Meningkatnya kasus Covid tak lantas menjadikan biaya penanganan dari pemerintah ikut naik. pemerintah menetapkan biaya penanganan sebesar Rp87,55 triliun, yang dinilai sesuai dengan pertimbangan.
Sebagaimana dikutip dari AA.Com, 4/7/2020, Pemerintah mengatakan "anggaran kesehatan untuk penanganan Covid-19 yang sebesar Rp87,55 triliun tidak akan bertambah hingga akhir tahun walaupun kasus positif Covid-19 saat ini semakin banyak dengan jumlah penambahan rata-rata per hari di atas 1000 kasus".
Sayangnya, pemerintah beranggapan bahwa meningkatnya kasus positif Covid-19, hanya karena tes yang semakin masif dan tidak patuhnya masyarakat pada protokol kesehatan yang telah ditetapkan. Hal ini dikutip dari vivanews.com, 4/7/2020, Juru Bicara Khusus Pemerintah untuk Penanganan Covid-19, Achmad Yurianto, mengatakan, "Gambaran-gambaran ini meyakinkan kita bahwa aktivitas yang dilaksanakan untuk mencapai produktivitas kembali di beberapa daerah masih berisiko. Ini karena ketidakdisiplinan dalam menerapkan protokol kesehatan," kata dia saat telekonferensi, Sabtu, 4 Juli 2020.

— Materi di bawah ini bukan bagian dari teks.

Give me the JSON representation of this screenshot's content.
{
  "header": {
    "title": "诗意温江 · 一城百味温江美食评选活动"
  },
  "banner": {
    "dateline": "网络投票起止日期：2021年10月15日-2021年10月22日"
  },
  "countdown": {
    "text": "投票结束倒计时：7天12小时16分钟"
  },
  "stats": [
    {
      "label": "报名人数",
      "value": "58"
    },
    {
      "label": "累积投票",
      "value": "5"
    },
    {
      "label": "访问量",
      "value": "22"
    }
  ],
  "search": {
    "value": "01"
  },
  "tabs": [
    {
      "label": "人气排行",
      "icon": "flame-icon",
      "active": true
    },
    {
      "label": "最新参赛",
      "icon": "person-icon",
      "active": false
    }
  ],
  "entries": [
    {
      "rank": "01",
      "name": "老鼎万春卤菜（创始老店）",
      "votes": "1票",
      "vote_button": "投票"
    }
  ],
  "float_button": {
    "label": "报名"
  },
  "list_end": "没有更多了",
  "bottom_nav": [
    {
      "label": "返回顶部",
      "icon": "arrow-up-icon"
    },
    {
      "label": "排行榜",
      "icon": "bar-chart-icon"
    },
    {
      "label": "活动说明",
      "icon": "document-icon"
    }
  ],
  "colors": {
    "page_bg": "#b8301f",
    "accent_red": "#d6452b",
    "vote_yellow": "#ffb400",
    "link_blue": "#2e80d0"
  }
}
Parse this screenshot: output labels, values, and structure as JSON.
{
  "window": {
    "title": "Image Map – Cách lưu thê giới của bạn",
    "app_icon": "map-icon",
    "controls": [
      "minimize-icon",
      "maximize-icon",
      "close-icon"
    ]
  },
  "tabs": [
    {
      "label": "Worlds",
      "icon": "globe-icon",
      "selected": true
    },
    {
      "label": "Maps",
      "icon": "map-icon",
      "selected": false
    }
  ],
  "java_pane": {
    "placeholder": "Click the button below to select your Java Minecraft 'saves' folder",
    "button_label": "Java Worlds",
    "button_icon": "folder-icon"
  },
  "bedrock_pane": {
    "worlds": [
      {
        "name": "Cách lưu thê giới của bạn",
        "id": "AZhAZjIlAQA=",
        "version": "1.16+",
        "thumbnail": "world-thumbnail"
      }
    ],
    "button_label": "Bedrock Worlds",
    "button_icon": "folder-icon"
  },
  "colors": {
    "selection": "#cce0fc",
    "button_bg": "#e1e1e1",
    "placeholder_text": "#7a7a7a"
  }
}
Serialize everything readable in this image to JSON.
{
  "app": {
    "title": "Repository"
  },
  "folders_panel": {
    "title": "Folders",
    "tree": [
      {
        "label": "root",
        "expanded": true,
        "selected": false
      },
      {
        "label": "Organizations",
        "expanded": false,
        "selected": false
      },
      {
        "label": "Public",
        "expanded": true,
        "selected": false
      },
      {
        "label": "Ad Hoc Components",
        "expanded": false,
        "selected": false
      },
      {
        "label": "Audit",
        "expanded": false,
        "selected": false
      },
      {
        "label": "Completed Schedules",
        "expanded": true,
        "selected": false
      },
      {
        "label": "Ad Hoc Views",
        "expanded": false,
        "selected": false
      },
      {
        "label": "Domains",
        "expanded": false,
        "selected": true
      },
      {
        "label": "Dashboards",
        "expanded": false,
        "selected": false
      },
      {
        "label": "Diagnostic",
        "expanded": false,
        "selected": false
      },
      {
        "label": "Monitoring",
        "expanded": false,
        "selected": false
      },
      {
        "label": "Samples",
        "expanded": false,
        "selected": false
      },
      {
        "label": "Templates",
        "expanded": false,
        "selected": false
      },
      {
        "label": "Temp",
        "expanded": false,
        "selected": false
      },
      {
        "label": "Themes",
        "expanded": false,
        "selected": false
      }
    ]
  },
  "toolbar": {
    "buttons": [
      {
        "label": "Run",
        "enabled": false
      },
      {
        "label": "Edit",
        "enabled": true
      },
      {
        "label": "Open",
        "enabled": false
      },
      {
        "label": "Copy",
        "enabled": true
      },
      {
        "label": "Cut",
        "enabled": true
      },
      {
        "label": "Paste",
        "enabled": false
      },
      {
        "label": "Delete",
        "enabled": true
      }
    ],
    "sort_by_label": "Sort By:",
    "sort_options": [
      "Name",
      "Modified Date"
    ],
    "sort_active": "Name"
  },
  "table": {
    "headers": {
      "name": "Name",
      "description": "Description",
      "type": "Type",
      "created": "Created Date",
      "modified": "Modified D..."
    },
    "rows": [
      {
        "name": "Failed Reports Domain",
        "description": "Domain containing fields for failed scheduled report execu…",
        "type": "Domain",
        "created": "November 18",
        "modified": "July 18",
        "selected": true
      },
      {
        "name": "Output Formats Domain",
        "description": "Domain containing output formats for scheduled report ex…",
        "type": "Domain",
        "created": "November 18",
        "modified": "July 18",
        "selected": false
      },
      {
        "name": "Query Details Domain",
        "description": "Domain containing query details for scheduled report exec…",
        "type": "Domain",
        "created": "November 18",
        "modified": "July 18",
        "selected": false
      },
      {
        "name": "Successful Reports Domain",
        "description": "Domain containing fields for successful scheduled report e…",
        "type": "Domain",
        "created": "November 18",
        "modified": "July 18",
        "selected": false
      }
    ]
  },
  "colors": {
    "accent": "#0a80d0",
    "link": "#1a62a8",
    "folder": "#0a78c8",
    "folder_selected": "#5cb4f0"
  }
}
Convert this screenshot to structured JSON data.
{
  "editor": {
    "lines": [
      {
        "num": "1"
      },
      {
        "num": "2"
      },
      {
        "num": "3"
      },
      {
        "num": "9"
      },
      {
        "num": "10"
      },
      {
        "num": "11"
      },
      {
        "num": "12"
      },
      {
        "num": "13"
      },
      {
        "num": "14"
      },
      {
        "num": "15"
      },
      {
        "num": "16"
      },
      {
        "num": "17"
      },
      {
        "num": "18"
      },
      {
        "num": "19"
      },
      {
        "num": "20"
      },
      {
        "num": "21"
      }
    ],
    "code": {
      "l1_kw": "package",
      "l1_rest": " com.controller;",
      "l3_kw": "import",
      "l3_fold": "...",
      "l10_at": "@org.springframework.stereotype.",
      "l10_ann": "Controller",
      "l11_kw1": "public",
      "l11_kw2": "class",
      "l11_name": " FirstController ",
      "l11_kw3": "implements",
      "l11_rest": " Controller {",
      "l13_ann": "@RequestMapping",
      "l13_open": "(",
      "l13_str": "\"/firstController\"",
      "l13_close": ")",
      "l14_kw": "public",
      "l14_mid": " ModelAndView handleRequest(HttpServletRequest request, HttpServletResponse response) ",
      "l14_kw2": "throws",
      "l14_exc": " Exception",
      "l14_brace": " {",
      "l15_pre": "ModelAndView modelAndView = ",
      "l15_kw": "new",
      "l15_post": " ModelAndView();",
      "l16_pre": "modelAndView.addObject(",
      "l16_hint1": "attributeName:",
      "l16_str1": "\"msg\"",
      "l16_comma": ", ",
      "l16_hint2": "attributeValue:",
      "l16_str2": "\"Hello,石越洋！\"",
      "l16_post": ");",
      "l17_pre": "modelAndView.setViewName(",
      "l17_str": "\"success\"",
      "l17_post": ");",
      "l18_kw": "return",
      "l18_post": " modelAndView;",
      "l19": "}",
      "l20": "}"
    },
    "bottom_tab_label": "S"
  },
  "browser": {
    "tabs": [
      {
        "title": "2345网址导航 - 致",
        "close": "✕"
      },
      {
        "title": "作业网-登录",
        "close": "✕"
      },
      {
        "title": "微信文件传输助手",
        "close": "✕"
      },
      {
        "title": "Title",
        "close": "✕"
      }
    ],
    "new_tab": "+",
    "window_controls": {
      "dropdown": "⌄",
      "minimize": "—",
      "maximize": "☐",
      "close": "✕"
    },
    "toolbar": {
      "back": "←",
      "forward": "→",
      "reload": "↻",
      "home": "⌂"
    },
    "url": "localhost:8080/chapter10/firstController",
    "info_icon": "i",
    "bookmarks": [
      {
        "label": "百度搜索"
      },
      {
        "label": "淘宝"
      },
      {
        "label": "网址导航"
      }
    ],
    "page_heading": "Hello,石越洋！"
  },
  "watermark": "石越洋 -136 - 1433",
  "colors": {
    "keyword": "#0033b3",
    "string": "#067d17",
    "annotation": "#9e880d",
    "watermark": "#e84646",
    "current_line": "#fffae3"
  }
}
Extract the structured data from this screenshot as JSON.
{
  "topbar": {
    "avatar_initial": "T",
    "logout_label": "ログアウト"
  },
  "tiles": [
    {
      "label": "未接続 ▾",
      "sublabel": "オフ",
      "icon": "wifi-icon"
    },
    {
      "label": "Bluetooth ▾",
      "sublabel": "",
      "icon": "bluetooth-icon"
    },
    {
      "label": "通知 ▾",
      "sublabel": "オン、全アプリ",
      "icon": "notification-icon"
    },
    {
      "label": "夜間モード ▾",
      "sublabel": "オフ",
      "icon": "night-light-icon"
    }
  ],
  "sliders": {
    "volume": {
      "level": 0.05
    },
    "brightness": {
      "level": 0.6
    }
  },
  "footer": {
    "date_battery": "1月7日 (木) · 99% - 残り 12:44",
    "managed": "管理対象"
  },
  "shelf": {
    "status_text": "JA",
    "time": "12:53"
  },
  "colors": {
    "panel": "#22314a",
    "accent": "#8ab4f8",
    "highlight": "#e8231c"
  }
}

Tentu ini tidak adil, jika ini hanya kesalahan masyarakat, pasalnya pemerintah mengeluarkan kebijakan pelonggaran PSBB, tanpa diimbangi dengan pelayanan kesehatan dan pemenuhan kebutuhan masyarakat guna melaksanakan protokol kesehatan yang dimaksud. Ini mengindikasikan bahwa kasus Covid benar-benar membuat pemerintah kualahan dan bingung. Di sisi lain anjloknya perekonomian, minimnya anggaran, kurangnya alat kesehatan, dan terus diserang dengan melonjaknya kasus positif Covid.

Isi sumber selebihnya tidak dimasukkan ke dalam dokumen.